Freeman concludes that she has emphasized "the Cistercians' quest for tradition rather than their quest for continuity, since tradition is a concept that openly accommodates change" (220). This is a fascinating remark, indicative of a book that insists that we take Cistercian history writing seriously, instead of dismissing it as an insignificant aspect of an Order that is worth studying either because of its administrative development or because of its spiritual writings.

My problem with the book is related to the fact that Freeman time and again ventures into the area of hagiography and yet has to stop herself from considering this field together with the writing of history. I understand perfectly that Ph.D. theses and monographs have to be limited in size, but I do not think that the historical interests of Aelred or his successors can be properly understood without including their hagiographical involvements. Aelred's two historical works cannot be isolated from what he wrote about the saints of Hexham.

Freeman's Aelred becomes too one-dimensional not only because of her exclusion of hagiography but also because she sees him as almost exclusively English. His attachment to the Scottish king is not made clear in Freeman's analysis of Aelred on the Battle of the Standard. I tried in my own biography of Aelred, Brother and Lover (1994), which Freeman apparently does not use, to show him as seeking to reconcile two traditions, while she concentrates exclusively on the Norman dimension, without his Scottish sympathies. Freeman concedes at several points that her presentation of Cistercian historiography is primarily northern, but until she gets to the Fountains foundation chronicle, she is almost exclusively dealing with Rievaulx and its daughters. The first two-thirds of the book thus have a narrow focus which may only confirm the general view she opposes, that the Cistercians until about 1200 in England (and the Continent) were not very interested in history.

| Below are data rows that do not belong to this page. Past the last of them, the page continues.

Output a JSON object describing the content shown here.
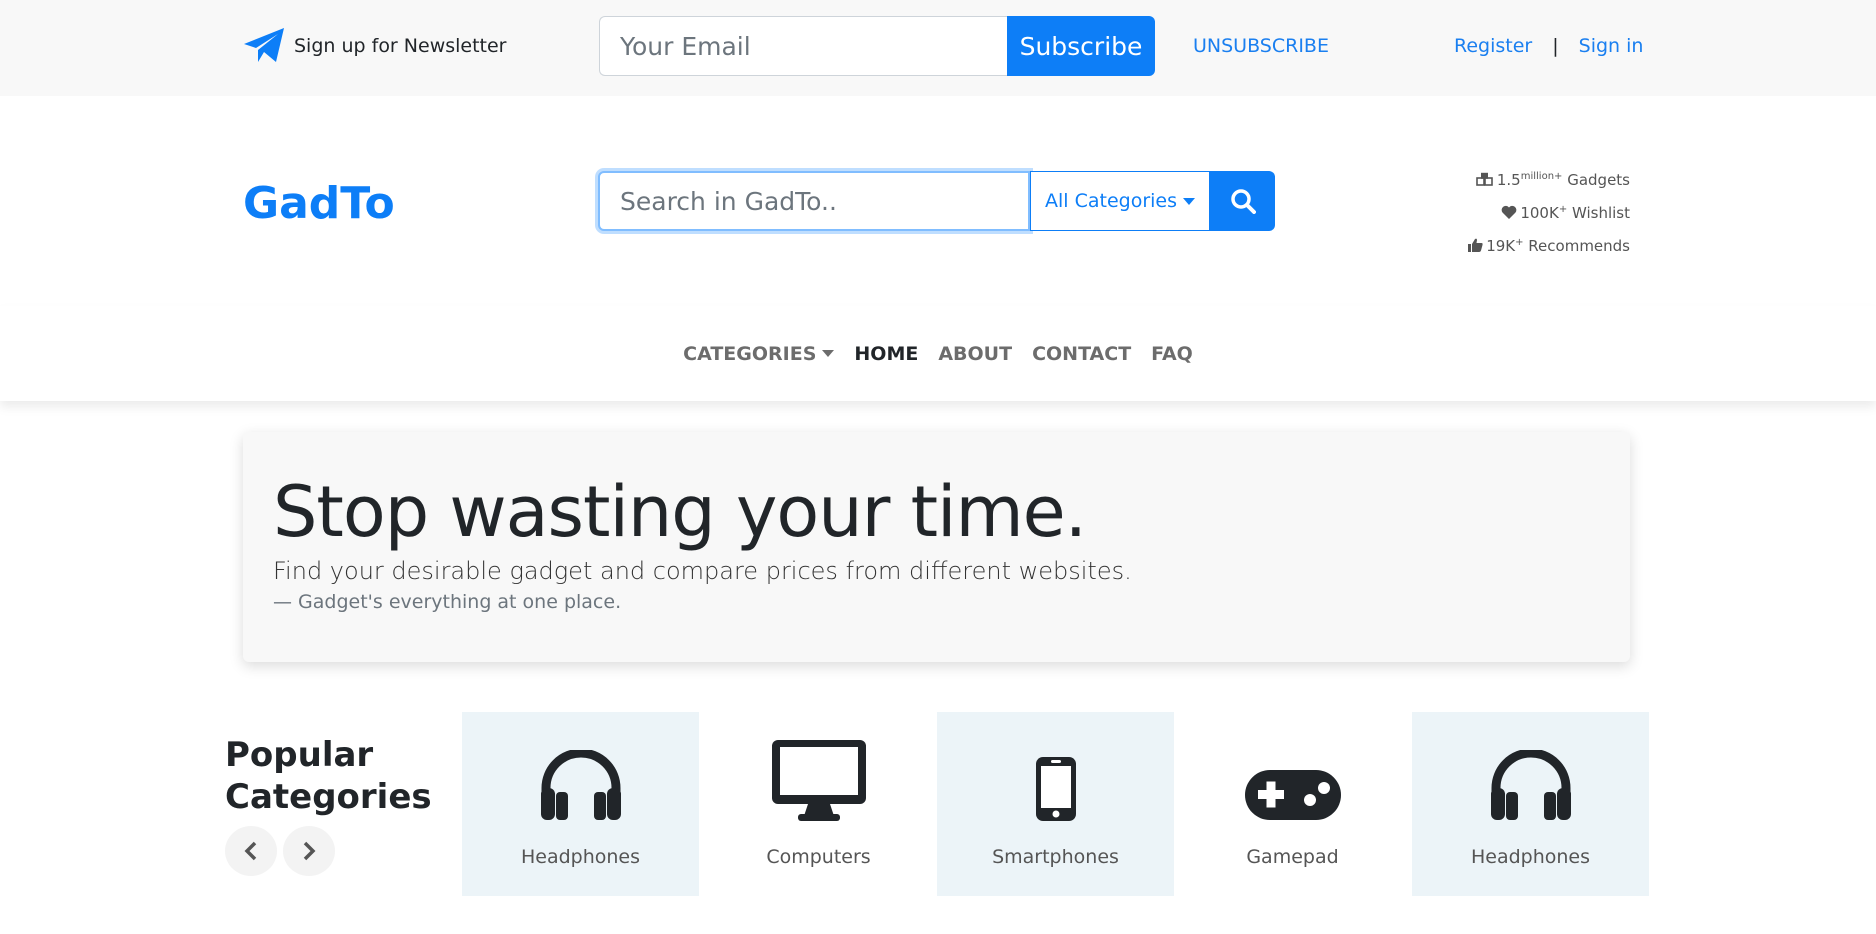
{
  "topbar": {
    "newsletter_label": "Sign up for Newsletter",
    "email_placeholder": "Your Email",
    "subscribe_label": "Subscribe",
    "unsubscribe_label": "UNSUBSCRIBE",
    "register_label": "Register",
    "separator": "|",
    "signin_label": "Sign in"
  },
  "header": {
    "logo": "GadTo",
    "search_placeholder": "Search in GadTo..",
    "category_select": "All Categories",
    "stats": [
      {
        "value": "1.5",
        "sup": "million+",
        "label": " Gadgets",
        "icon": "cubes-icon"
      },
      {
        "value": "100K",
        "sup": "+",
        "label": " Wishlist",
        "icon": "heart-icon"
      },
      {
        "value": "19K",
        "sup": "+",
        "label": " Recommends",
        "icon": "thumbs-up-icon"
      }
    ]
  },
  "nav": {
    "items": [
      {
        "label": "CATEGORIES",
        "dropdown": true
      },
      {
        "label": "HOME",
        "active": true
      },
      {
        "label": "ABOUT"
      },
      {
        "label": "CONTACT"
      },
      {
        "label": "FAQ"
      }
    ]
  },
  "hero": {
    "title": "Stop wasting your time.",
    "lead": "Find your desirable gadget and compare prices from different websites.",
    "tagline": "— Gadget's everything at one place."
  },
  "popular": {
    "title_line1": "Popular",
    "title_line2": "Categories",
    "cards": [
      {
        "label": "Headphones",
        "icon": "headphones-icon"
      },
      {
        "label": "Computers",
        "icon": "desktop-icon"
      },
      {
        "label": "Smartphones",
        "icon": "smartphone-icon"
      },
      {
        "label": "Gamepad",
        "icon": "gamepad-icon"
      },
      {
        "label": "Headphones",
        "icon": "headphones-icon"
      }
    ]
  },
  "colors": {
    "accent": "#0d7ef7",
    "topbar_bg": "#f8f8f8",
    "card_bg": "#ecf4f8"
  }
}
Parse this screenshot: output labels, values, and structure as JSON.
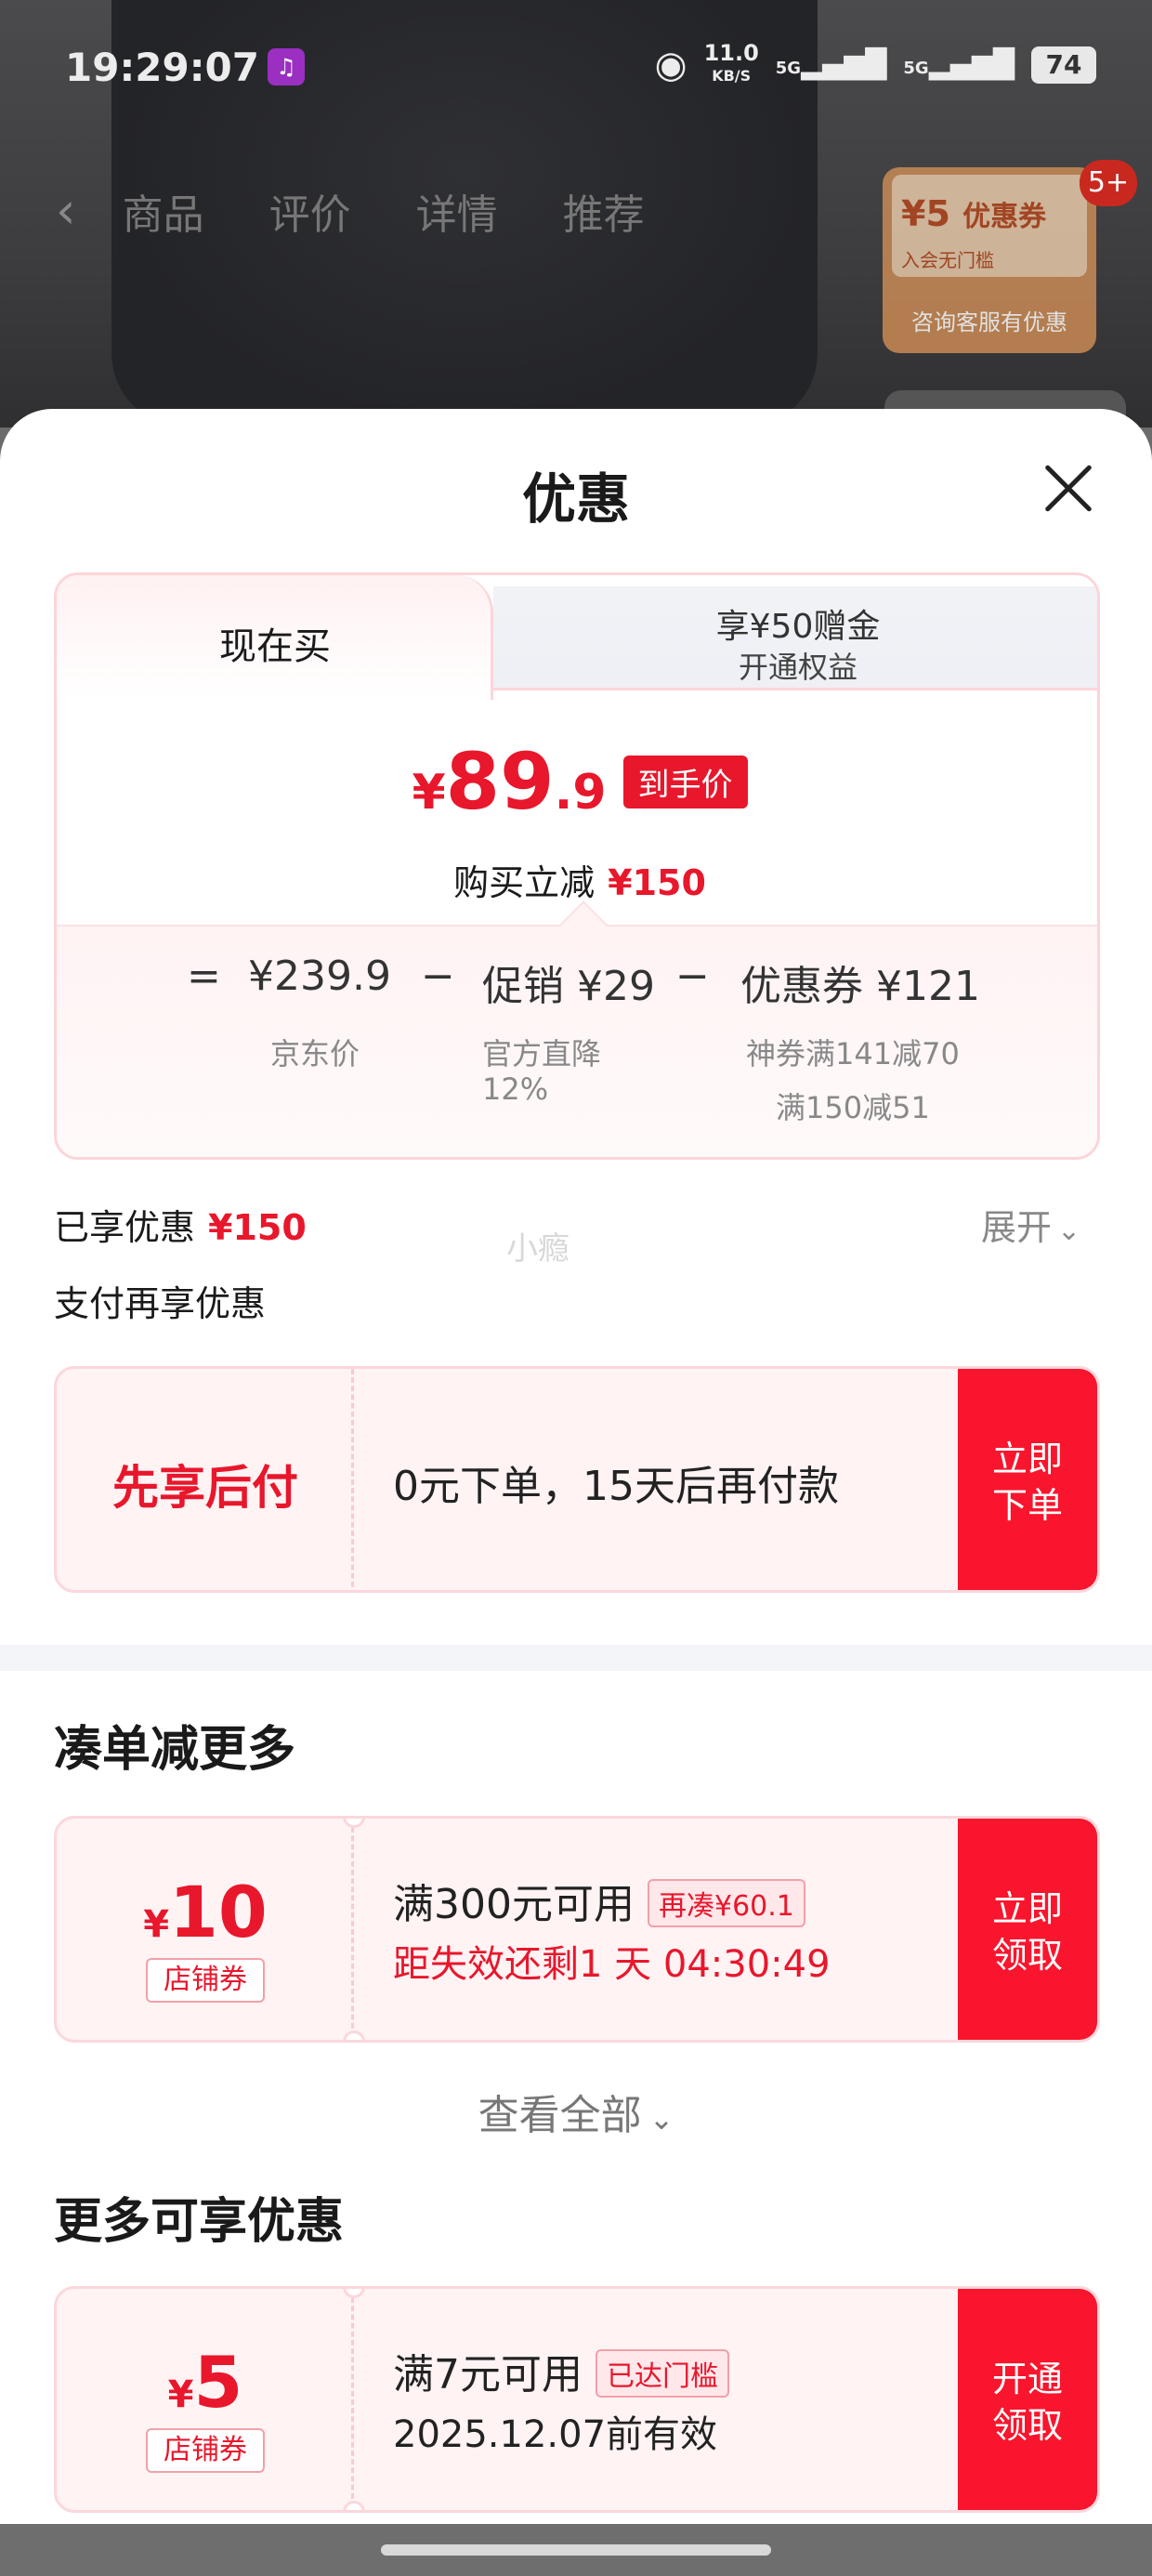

At times I found her theoretical approach about narrative almost too rich in comparison to the relatively simple and straightforward narrative accounts she was analyzing. Freeman belongs to a new generation today in medieval history that is caught up in theory, especially literary theory, and sometimes her generalizations get in the way of her own insightful presentations and analyses of her sources.

Here her approach and mine differ, for I believe that it is our job as medievalists to make the sources come alive for our readers, rather than trying to explain them in terms of grand theory. The Cistercian narratives that she presents to us are interesting and informative, but they are in comparison to Benedictine history writing secondary and derivative. They are of central concern for the Cistercian scholar, but not for the historian of medieval English society.

This book is an interesting reevaluation of a neglected side of the Cistercians primarily in the North of England. It will be justly mined for its insights and analyses by both literary scholars and by medieval historians.